Throughout July we have seen a much steadier supply chain across all fresh produce from both UK and overseas. There have been fewer sudden shortages (for various reasons) that led to sharp price increases than we’ve seen in previous months.
As with July, both cauliflower and broccoli prices are still marginally higher than usual at this time of year and while we were expecting a decrease in pricing for August, the reopening of hospitality coupled with the recent wet weather has meant that availability has suffered slightly and prices remain the same.
Sugar snap peas
In addition to UK, Spanish season stone fruits (nectarines and peaches) and melons (Galia, cantaloupe and water) are coming through nicely now with apricots to follow towards the end of August.
Pork prices continue to rise slowly, still tracking above last year’s level. The continued uplift is partly due to the current situation in northern Europe, where the closure of a large German processing plant and suspension of Dutch exports to China are starting to weigh on prices. It is currently unclear how and when these situations will be resolved.
Bacon & gammon pricing has seen its biggest rise for a few months, with Covid-related closures in Denmark and hospitality re-opening being the main drivers.
Estimated slaughter recorded a considerable uplift in recent weeks. Furthermore, slaughter was higher than the same time last year, for the first time since late April.
Deadweight prime cattle prices remain firm, with a slight movement up in price.
The latest figures show that slaughter at British abattoirs was estimated at 34,400 head, virtually unchanged from the previous week, but 3,300 head higher than in the same week last year.
Reports suggest that prime supplies are sufficient at present. With hospitality opening back up supplies could become tight, all dependent on demand.
Lamb prices remain firm. Typically, at this time of year prices come under pressure as demand eases after Easter and numbers available for kill pick up. This year, despite the seasonal rise in numbers available for kill, pricing has remained firm. While this might usually indicate a rise in demand, this time it is likely that supply is the key factor.
EU production dropped 10% (5,500 tonnes) year-on-year during April. Many countries are yet to publish data for May; however, France and Ireland have both recorded declines in production. Meanwhile, exports from New Zealand to Europe were down on-the-year during April and May, 47% and 37% respectively. With a six-week shipping time, it is that which is reducing current supplies.
With the current COVID-19 situation it is hard to imagine demand for lamb in Europe is growing strongly. Although, there is currently some additional demand, with the festival of Eid-al-Adha falling at the end of this month.
Poultry products, after a period of calm, have risen slightly once again over the last few weeks and with hospitality re-opening demand has been greater.
Pricing looks to remain at these levels until there is a further increase in demand for product.
Wholesale prices generally went up in June. Demand from the retail sector remained strong, while the gradual easing of restrictions in Europe and the UK has lent some support to the foodservice sector. On the supply side, prices have tightened as milk comes down from the peak, potentially emphasised by the dry weather.
The month started with an uplift in prices for fat, as demand remained good and volumes came down from the peak. After the initial rise, prices stabilised for many and stayed consistent through the middle of June. Demand was good, particularly for fat to be sold as cream; prices are currently a little above the butter markets.

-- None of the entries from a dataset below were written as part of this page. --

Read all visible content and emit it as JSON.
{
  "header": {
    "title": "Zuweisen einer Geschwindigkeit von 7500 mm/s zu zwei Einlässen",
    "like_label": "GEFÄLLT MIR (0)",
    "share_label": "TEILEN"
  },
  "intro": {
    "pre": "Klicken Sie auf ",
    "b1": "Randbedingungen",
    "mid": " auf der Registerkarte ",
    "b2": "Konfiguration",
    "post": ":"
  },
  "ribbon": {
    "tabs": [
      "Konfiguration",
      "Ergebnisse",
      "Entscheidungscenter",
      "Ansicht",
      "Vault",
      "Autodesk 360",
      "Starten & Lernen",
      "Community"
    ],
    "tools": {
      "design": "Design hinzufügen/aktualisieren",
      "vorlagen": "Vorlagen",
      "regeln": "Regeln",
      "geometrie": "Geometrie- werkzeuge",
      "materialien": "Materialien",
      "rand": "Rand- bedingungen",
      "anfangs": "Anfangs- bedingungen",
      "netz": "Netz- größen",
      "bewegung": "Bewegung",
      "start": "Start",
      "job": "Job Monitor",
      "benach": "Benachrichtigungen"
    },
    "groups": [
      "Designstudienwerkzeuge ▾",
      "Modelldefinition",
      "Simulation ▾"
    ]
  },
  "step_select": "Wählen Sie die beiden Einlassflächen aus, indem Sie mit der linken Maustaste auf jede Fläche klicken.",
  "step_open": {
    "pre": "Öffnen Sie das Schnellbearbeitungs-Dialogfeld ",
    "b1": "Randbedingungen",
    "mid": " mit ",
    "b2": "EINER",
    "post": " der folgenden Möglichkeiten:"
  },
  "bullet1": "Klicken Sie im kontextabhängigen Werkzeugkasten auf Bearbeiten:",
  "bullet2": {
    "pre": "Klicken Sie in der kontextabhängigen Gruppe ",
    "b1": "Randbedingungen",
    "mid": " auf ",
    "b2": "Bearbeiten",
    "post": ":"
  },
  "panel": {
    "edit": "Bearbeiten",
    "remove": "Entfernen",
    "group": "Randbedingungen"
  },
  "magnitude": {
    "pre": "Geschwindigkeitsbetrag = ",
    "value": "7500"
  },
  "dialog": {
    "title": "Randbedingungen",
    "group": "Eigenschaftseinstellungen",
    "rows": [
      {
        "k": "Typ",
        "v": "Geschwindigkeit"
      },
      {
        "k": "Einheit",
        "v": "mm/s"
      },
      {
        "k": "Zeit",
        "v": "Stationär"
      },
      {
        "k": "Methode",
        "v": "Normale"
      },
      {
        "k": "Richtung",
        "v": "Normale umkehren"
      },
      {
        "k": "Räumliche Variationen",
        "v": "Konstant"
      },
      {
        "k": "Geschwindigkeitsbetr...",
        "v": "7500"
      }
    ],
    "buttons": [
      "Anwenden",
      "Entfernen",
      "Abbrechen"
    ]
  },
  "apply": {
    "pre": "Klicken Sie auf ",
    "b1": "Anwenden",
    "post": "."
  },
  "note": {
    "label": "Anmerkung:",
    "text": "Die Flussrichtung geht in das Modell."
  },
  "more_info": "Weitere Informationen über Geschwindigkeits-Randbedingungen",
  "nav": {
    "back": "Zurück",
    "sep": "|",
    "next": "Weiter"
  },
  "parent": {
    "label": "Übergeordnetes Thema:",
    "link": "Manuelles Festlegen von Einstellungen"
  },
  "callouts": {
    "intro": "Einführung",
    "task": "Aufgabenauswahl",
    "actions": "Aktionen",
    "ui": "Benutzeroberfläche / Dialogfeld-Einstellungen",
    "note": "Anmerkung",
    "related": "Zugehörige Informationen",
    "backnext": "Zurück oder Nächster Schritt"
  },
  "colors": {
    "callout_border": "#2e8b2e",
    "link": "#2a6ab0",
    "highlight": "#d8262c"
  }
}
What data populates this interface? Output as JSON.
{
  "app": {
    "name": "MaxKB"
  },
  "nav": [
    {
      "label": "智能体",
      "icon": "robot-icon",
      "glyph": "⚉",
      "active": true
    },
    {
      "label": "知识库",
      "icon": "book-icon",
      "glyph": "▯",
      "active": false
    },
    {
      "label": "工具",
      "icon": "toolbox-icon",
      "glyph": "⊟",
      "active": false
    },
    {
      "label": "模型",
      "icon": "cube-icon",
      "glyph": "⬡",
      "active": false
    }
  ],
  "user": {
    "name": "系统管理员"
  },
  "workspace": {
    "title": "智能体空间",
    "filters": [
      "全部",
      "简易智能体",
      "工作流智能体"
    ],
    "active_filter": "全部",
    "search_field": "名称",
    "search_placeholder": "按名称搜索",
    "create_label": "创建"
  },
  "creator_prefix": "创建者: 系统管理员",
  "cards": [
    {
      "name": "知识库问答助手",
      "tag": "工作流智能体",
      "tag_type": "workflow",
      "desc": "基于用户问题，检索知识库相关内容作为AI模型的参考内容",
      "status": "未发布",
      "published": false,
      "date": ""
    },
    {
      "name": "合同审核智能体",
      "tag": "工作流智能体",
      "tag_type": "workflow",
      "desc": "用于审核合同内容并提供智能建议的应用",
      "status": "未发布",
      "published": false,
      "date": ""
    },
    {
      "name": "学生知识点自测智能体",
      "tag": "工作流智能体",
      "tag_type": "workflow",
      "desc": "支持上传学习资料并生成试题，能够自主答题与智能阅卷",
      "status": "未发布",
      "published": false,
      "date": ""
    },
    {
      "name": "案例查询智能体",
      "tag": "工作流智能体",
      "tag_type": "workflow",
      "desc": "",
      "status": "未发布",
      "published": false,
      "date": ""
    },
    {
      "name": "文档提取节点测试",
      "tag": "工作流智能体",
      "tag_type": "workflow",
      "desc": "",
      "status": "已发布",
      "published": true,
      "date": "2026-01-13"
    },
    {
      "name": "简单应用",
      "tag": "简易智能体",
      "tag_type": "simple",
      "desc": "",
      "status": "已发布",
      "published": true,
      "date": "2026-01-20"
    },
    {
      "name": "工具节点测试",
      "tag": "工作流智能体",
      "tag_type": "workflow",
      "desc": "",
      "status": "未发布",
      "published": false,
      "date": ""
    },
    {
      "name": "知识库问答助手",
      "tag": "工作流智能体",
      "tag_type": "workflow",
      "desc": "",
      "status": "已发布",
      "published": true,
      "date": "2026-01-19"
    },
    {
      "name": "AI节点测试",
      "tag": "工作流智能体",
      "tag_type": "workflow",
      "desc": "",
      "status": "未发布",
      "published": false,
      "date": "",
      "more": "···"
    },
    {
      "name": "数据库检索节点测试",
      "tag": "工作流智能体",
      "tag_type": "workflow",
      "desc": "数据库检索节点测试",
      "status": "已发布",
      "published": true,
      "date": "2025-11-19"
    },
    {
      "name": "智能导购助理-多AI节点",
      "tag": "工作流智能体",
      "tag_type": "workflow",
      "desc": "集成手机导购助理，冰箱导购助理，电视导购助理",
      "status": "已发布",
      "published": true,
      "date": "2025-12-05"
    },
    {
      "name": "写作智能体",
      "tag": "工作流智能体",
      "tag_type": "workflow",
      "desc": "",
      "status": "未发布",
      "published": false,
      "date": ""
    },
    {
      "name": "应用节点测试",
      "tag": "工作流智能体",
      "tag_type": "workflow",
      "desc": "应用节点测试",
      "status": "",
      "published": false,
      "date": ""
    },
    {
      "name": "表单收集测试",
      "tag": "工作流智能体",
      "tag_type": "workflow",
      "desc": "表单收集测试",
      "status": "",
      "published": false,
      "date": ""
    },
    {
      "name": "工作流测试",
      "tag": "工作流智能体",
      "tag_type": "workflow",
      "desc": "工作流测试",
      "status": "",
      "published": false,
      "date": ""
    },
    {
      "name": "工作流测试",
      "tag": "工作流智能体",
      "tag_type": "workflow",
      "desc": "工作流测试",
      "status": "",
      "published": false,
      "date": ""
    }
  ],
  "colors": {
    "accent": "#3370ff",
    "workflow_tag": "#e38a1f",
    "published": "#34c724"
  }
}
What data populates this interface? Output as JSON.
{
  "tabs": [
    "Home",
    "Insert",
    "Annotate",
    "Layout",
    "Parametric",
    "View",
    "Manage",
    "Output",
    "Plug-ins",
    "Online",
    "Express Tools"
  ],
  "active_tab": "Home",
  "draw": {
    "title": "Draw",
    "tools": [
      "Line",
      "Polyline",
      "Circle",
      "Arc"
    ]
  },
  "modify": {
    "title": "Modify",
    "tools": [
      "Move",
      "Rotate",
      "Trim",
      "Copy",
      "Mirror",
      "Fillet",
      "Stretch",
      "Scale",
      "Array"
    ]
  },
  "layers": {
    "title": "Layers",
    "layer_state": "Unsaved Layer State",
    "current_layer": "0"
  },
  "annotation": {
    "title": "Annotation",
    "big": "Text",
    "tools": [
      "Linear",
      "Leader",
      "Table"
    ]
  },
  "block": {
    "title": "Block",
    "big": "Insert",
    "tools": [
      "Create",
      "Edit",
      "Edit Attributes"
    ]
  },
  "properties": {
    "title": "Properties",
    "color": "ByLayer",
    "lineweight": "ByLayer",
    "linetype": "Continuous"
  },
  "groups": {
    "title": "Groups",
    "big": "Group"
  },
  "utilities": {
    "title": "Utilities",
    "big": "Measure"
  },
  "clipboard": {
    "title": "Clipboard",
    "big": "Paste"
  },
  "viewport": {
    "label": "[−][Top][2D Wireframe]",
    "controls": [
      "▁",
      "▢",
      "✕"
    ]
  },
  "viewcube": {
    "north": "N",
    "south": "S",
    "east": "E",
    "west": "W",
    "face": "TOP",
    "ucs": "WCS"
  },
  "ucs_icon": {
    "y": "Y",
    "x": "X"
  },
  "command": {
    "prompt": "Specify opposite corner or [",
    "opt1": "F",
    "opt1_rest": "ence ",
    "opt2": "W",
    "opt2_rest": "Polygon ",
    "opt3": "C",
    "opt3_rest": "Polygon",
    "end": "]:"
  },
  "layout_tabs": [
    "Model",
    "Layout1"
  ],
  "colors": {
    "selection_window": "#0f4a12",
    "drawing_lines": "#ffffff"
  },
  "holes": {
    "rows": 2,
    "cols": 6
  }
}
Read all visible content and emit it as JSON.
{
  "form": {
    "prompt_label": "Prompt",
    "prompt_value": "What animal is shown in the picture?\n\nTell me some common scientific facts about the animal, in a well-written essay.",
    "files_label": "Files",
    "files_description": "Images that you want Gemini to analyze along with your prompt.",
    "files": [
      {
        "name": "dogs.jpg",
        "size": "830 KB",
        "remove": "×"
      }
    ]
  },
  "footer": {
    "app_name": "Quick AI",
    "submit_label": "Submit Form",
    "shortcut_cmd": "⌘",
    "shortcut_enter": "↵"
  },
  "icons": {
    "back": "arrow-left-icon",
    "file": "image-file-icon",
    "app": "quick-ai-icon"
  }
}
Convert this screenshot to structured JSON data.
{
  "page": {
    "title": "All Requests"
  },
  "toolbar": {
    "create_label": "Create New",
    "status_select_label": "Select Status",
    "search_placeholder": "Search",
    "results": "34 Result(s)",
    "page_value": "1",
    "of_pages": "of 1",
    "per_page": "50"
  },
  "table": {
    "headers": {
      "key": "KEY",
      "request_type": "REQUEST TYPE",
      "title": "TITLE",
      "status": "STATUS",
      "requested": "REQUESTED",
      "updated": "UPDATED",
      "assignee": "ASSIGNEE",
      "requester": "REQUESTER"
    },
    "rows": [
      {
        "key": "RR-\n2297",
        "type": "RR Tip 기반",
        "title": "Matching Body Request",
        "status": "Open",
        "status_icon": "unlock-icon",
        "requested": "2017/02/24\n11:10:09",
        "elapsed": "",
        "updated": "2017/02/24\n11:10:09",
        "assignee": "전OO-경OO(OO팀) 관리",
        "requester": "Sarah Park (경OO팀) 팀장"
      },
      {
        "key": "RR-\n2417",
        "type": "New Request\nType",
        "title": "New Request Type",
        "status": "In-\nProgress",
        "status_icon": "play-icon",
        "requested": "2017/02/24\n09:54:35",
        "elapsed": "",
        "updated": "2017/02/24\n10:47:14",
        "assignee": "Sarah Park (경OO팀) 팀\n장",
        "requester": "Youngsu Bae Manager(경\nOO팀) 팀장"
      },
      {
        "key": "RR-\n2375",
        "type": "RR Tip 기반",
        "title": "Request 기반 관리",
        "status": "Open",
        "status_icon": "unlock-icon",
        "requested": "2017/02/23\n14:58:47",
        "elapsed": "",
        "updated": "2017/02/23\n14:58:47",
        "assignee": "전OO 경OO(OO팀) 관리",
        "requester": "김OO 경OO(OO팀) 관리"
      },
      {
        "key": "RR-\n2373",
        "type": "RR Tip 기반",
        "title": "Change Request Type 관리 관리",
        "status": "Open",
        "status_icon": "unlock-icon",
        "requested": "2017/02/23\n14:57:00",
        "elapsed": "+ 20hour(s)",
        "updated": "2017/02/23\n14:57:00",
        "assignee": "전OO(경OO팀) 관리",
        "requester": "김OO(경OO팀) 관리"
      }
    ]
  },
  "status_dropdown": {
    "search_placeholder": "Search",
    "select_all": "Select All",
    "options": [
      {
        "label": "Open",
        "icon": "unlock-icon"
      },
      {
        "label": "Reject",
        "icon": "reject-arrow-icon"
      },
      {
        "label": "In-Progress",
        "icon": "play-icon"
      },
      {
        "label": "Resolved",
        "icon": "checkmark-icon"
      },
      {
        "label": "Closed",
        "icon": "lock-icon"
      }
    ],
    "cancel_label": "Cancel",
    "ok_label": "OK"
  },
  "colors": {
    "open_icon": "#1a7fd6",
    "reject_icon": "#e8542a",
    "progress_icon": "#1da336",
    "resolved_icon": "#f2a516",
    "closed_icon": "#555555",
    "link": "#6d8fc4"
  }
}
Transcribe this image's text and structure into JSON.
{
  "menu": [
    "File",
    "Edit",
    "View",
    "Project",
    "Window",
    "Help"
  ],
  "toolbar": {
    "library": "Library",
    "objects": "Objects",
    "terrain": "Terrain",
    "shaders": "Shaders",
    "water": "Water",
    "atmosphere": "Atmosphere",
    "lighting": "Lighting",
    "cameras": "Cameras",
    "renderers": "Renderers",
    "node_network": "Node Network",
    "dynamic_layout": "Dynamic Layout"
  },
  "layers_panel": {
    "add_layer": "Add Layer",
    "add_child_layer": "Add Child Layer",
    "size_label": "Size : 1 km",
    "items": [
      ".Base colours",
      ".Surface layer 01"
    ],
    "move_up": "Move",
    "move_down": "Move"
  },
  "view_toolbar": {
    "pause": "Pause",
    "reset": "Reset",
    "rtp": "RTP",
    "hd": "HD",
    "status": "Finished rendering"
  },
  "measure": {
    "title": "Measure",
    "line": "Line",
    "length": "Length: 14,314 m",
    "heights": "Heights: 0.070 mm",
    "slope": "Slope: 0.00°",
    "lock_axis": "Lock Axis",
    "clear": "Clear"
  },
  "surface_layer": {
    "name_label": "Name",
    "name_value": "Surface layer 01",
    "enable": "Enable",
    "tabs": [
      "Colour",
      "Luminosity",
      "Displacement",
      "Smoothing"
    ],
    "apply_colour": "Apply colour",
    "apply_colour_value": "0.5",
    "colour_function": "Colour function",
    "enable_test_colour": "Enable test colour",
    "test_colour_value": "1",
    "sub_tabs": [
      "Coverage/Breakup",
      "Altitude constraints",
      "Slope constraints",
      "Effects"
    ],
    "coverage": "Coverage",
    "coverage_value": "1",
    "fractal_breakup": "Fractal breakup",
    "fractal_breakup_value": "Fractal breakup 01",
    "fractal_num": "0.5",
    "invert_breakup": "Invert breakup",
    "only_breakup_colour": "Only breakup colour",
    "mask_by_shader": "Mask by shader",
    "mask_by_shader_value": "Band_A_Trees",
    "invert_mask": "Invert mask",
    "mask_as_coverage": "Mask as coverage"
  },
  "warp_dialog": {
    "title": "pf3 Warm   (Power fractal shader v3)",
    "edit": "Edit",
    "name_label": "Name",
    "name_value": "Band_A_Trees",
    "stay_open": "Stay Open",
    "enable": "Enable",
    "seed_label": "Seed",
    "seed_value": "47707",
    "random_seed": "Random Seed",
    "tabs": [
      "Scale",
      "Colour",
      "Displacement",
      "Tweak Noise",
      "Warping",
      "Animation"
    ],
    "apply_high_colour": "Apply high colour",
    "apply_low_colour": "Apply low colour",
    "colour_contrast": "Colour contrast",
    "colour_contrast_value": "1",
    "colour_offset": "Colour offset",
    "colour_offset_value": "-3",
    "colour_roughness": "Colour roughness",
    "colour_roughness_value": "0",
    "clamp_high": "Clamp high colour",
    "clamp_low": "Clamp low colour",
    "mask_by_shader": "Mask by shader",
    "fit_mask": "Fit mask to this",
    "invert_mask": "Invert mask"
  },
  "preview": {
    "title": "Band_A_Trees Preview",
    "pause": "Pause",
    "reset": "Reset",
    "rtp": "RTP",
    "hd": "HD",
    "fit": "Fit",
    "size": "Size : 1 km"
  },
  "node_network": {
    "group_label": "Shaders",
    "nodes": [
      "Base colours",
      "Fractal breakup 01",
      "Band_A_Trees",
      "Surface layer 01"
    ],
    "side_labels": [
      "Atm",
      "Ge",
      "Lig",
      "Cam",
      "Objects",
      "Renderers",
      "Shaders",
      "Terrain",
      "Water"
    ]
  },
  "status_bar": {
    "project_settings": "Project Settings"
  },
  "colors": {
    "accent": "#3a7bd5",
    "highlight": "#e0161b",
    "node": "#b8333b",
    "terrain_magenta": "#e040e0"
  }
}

Butter prices partially followed cream and rose on the month but not to the same extent. The spot cream market is currently above the spot butter market. The increased demand in Europe also continues to have some influence on the market. Some reports suggested spot trading was a little quiet this month.
The unprecedented egg sales over the past few months show that the UK’s love affair with eggs is as strong as ever and this provides some huge opportunities for the industry to continue to grow the market – there are so many reasons to be optimistic.
Mild Cheddar movements were a little more mixed, with some reporting slight increases and some reporting stability. High retail demand is affecting cheddar supplies, though this is mainly affecting the mature end of the market. Some reported increasing interest from the foodservice side as the market slowly reopens.
Trade patterns will be disrupted as economies recover from the pandemic, but also due to the uncertainties linked to Brexit and future trade agreements with key partners. This could cause prices in the UK to diverge from global trends and increase risk for manufacturers.
Consumer demand for dairy products at a global level is expected to weaken due to slower economic growth, although the impact will vary by product. However, supply and demand imbalance will lead to some stock build-up at a global level, keeping dairy product prices under pressure for the remainder of the year.
For most of our dairy supply partners the last three months has been tough. Prices are still holding firm and look set to stay that way on key dairy lines for the foreseeable future, with further updates planned throughout the coming months. As a business IDC will continue to support our dairy supply partners ensuring we adapt to our customer’s needs and delivering the best option for their businesses.
Hopefully as more foodservice, hospitality and coffee shops open over the next weeks the dairy industry will start the long process of recovery to pre Covid-19 conditions. Only time will tell how long this will take, but leading industry experts are saying that it will be 2021 before we start to experience normality again.